Aux élections de 1896, on permute les emplois. Sœur Saint-Stanislas devient première infirmière (poste qu'on lui a souvent confié déjà) et Thérèse revient à la sacristie. Mais bientôt elle tombe malade et la doyenne retrouvera sa « petite fille » pour la soigner de son mieux, surtout à partir du printemps 1897.

C'est pour le jubilé d'or de sœur Saint-Stanislas que Thérèse compose sa huitième et dernière « récréation pieuse », Saint-Stanislas Kostka (8 février 1 897); courte composition, jouée par les novices. Au jeune saint jésuite, mort à moins de dix-huit ans, l'auteur prête ses propres sentiments : « j'ai un désir... un désir si grand que je ne saurais être heureux dans le Ciel s'il n'est pas réalisé... travailler (encore) au salut des âmes... dans le Paradis... revenir sur la terre afin de protéger des âmes saintes dont la longue carrière ici-bas complétera la mienne. » (RP 8).

Lorsqu'en avril-mai 1897, vésicatoires et pointes de feu lui lacèrent le dos, Thérèse s'émeut des attentions de sœur Saint-Stanislas: «Elle panse les plaies avec tant de douceur! Je la vois choisir les linges les plus fins, et elle les applique avec une main de velours » (Circulaire). Et puis «l'infirmière est là qui veille à ce que rien ne vous manque. Ah! pourquoi ne faisons-nous pas la même chose pour les maladies spirituelles de nos sœurs. » (DE, 393). Thérèse s'amuse du « sirop de limaçon » (CJ 6.6.6.), est touchée aux larmes pour une boisson rafraîchissante que la bonne petite vieille lui monte un soir de fièvre (DE, 785). Parfois, si son âme est «embaumée devant un pareil dévouement» (l'infirmière, toujours active, ne craignant pas «de faire deux mille pas là où vingt suffiraient»), elle avoue que son esprit en est «un peu paralysé», tandis qu'elle écrit son dernier manuscrit dans l'allée des marronniers (Ms C, 17r°). Pour ne pas peiner l'ancienne, maintenant sourde, elle supporte un amoncellement de couvertures en plein mois d'août (DE, 520). Elle ne manque jamais de la remercier par « des sourires et des caresses... pour le moindre service» (CJ 4.9.1.).

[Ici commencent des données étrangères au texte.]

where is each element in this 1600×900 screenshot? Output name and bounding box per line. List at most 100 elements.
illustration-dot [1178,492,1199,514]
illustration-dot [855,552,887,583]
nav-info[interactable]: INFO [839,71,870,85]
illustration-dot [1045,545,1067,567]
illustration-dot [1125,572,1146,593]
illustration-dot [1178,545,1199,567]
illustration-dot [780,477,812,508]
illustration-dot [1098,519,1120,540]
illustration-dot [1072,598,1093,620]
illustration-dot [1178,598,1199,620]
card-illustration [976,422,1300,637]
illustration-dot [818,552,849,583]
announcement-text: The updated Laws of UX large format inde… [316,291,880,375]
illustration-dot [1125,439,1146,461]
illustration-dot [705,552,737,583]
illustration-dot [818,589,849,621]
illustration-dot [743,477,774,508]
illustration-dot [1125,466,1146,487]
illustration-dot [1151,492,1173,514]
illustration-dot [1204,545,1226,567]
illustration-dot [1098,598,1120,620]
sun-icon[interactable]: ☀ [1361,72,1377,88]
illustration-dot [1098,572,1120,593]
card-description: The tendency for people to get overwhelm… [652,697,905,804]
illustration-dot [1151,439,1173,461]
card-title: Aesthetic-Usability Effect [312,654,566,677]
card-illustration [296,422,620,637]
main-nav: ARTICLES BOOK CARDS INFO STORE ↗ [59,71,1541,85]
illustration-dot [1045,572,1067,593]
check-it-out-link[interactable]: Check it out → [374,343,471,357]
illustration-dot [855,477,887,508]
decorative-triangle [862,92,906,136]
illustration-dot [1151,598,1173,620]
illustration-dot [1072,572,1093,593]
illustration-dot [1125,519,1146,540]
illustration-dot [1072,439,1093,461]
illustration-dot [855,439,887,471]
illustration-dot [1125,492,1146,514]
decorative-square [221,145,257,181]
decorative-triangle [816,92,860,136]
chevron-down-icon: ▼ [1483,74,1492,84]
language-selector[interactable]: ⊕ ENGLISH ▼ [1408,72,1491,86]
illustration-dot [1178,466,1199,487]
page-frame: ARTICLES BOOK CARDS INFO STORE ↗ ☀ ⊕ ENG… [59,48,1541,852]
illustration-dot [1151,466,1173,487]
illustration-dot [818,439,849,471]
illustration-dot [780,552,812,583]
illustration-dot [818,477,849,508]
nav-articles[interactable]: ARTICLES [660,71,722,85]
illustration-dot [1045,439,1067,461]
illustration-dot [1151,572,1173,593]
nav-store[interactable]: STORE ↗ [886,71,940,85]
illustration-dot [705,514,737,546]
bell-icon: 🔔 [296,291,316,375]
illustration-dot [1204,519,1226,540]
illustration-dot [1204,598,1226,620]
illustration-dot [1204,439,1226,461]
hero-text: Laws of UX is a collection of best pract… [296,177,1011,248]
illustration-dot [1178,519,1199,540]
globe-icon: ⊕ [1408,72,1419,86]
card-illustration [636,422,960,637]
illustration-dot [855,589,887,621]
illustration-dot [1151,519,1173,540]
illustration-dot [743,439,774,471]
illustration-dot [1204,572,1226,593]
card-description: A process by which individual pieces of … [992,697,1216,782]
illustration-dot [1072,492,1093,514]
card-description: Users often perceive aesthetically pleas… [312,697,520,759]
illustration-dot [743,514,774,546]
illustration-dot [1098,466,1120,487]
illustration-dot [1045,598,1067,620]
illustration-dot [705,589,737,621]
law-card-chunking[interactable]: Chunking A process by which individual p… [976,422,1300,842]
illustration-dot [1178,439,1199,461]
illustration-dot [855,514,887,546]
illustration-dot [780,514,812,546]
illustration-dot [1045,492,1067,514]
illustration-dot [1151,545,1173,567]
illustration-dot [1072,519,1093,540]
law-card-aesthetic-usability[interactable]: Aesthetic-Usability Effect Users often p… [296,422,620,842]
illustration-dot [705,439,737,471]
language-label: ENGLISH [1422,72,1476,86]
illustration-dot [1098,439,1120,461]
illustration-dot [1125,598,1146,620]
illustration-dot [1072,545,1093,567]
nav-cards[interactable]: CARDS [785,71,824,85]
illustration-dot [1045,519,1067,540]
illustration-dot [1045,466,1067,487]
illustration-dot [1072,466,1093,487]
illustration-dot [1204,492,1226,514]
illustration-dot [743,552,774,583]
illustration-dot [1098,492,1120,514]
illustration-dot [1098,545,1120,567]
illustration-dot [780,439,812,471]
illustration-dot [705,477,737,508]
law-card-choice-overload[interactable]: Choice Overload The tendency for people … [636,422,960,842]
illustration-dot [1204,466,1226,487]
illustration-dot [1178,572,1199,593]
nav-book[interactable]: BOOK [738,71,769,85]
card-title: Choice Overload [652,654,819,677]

Sœur Saint-Stanislas n'oubliera jamais cet été 1897 : « Dans la maladie qui la conduisit au tombeau, malgré ses grandes souffrances, je n'apercevais sur son visage aucun signe qui fit apercevoir qu'elle souffrait beaucoup; jamais une plainte... »

Dernière étape (1897-1914)

Une dernière fois, la doyenne est élue troisième conseillère (1899-1902), sous un priorat de Mère Marie de Gonzague. Mais les infirmités de l'âge ont raison de sa résistance. Et c'est une jubilaire (de diamant) en petite voiture drapée de blanc que Mgr Lemonnier roule lui-même sous le cloître, le 8 février 1907. Sœur Saint-Stanislas lui offre une photographie de la petite Thérèse en lui disant «qu'elle protégeait son épiscopat».

Encore sept années de plus en plus pénibles, à l'infirmerie, illuminées parfois par des visites posthumes de sa «petite fille» : rayon de lumière se détachant d'un portrait suspendu au mur, intense parfum de violettes venant embaumer « ses plaies dont l'odeur était infecte», etc. Quelques jours après ses 90 ans, en mai 1914, une épidémie de grippe frappe le Carmel. Elle est mortellement atteinte. Elle suffoque, on lui demande comment la soulager, ce qu'elle désire. Unique réponse : «La miséricorde du bon Dieu!» (Elle avait fait sienne depuis longtemps l'Offrande à l'Amour miséricordieux.) Dans la soirée du 22 mai, elle baise encore son crucifix et perd connaissance. Longue et très dure agonie, et c'est enfin l'entrée dans la Vie, à l'aube du samedi 23 mai 1914.

« Sa petite Thérèse l'avait voulue près d'Elle pour son premier triomphe », l'accord de Pie X à l'introduction de la Cause en cour de Rome le 10 juin 1914.